I've been swinging between sybaritic over-indulgence and low-fat, post-holiday hell - my version of yo-yo dieting. By now, I simply want something uncomplicated to eat - nothing fancy, nothing faddish, just food. The Spanish/North African restaurant, Moro in Exmouth Market in Clerkenwell may not seem like the obvious choice. but if you're expecting chimney pot tagines and wall to wall ethnic fakery you've come to the wrong place. If you want a contrived Moorish fantasy, take a trip to Mourad Mazouz's oh-so-trendy Momo off Regent Street in Central London, or alternatively buy the Momo cookbook and just look at the pictures. In contrast Moro is Momo uncovered. Apart from a row of oversized, striped bolsters along one wall, the room is sub-spartan with plain walls, bare floors, a utilitarian black and chrome bar, and simple brown tables crammed too closely together. As you squeeze past your neighbour's table you can re-enact the final tidal wave scene from Deep Impact and be graphically reminded of your new year resolution to lose weight.
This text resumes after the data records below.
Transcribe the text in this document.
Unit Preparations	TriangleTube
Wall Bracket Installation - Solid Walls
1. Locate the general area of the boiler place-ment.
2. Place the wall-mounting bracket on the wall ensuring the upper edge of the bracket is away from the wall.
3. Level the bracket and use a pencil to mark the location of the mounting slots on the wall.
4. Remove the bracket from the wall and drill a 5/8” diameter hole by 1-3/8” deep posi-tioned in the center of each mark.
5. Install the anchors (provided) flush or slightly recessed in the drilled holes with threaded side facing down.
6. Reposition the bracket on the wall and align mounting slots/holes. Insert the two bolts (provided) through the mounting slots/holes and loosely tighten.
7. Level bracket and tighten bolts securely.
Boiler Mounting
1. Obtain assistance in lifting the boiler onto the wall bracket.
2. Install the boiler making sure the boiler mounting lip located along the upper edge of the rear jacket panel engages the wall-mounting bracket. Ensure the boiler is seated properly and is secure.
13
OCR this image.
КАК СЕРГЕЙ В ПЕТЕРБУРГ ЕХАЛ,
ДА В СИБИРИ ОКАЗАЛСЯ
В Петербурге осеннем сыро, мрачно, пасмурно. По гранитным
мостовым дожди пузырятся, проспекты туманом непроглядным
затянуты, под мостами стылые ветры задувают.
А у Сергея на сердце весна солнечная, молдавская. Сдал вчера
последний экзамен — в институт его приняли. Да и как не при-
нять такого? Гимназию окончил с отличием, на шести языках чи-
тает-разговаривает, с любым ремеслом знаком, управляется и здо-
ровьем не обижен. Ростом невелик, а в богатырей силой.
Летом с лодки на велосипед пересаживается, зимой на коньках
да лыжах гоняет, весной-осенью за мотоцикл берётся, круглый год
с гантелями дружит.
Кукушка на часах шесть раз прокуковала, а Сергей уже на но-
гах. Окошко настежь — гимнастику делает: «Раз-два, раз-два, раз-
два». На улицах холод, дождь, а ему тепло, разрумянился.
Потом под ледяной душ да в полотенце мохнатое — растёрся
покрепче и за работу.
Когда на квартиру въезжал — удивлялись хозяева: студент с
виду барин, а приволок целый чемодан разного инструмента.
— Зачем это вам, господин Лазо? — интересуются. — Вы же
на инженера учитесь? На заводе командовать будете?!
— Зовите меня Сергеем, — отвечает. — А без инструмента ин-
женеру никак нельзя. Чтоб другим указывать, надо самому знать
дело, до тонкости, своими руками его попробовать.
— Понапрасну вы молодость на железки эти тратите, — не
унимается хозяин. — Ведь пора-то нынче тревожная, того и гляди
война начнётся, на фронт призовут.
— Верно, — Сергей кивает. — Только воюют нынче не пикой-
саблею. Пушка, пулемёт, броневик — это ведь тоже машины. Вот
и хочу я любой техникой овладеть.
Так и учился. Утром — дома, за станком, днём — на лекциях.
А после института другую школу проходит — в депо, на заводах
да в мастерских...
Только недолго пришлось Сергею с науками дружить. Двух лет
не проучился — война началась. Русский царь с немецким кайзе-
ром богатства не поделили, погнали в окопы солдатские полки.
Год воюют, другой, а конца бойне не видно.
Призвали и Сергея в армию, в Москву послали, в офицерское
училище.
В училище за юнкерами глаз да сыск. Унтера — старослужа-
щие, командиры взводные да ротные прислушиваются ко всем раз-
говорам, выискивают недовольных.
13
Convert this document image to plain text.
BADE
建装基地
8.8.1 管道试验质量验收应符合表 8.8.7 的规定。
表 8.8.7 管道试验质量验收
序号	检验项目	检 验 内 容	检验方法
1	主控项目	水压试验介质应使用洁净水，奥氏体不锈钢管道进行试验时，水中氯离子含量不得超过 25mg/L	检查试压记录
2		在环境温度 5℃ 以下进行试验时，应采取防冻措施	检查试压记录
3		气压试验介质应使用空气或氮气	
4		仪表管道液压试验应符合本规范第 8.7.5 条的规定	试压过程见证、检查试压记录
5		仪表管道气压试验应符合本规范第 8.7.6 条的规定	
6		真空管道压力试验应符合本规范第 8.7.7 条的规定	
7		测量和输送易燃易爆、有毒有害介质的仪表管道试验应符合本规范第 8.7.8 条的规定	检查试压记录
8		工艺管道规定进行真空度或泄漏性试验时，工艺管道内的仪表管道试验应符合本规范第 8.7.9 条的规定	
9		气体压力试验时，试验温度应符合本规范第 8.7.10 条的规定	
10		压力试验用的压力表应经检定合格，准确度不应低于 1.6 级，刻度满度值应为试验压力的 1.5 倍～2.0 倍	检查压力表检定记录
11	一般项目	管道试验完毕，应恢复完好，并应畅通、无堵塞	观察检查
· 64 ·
At lunch time it appears to double as the nearby Guardian Newspaper's executive canteen, and though I imagine the sound level can rise to a dull roar, on our visit it was earnest, but bearable.

 

Currently, I seem to have left my usually healthy appetite in the same place as I put my address book, the car radio, and three sets of house keys. I glanced at starters like salted anchovy, raw artichoke heart and piquillo pepper salad, pan fried calf's liver with cumin and crispbread, or a plate of chorizo and tortilla, but nothing appealed. The main courses were more enticing, most of them emanating from the gaping mouth of the wood fired oven in the heart of the restaurant's open kitchen - charcoal grilled seabass with pistachio and pomegranate sauce, roasted pork belly with quince alioli, grilled lamb with chickpeas or wood roasted lemon sole with braised fennel. My companion follows a proper vegetarian diet without the convenient loophole of considering fish to be a vegetable (unlike many of my like-minded friends who will gaily scoff seared tuna as long as it's line caught - a happy PC fish is an altruistic tuna, enormously cheered that dolphin can swim past unharmed). This made his choice easy - there was only one suitable starter and one main course on the menu, and nothing further to be coaxed from the waiter. He had a sharp, salty pairing of crumbled feta with small slices of blood orange and flat leaf parsley, followed by four grains with fresh herbs.

 

"What are the four grains?" I asked the waiter. "Wheat, wheat berries (which are whole, unprocessed kernels of wheat), chick peas and black beans," he replied, which even if I count it up twice using all my fingers comes to one grain and two pulses, but let's not split peas. The dish looked and tasted hearty and appetising, and was served with a pleasing sweet tomato sauce and a thick, curdy yoghurt dressing, both of which complemented the nutty texture of the beans.

 

I decided on a serious, frumpy-sounding sort of lunch featuring dishes as washed out and anaemic as my mood. First up was a bowl of chicken broth with a thin, insipid stock, not enlivened by the six grey, wizened cardamom dumplings idling in the depths like something left over from the washing up.

 

Consequently I did not have high hopes for the poached chicken breast but I was pleasantly surprised. True, the food on the plate appeared lack-lustre - strips of pallid chicken breast on a bed of Farika - crushed wheat - more like home cooking than the window dressing you usually find in restaurants. The taste, however, was perfect. The chicken was succulent and full of gentle flavours. The crushed wheat moist, tangy and flavoursome.

 

From the small dessert menu, my companion had an intense and delicious blood orange tart. I had rose petal ice cream, with the subtlest hint of rosewater and a few dried rose-petals strewn on the top - very good with the orange tart.

 

Despite the watery soup, I left feeling restored, invigorated, and nourished which on a cold, grey miserable January afternoon is all you can ask for really. Apart from maybe George Clooney.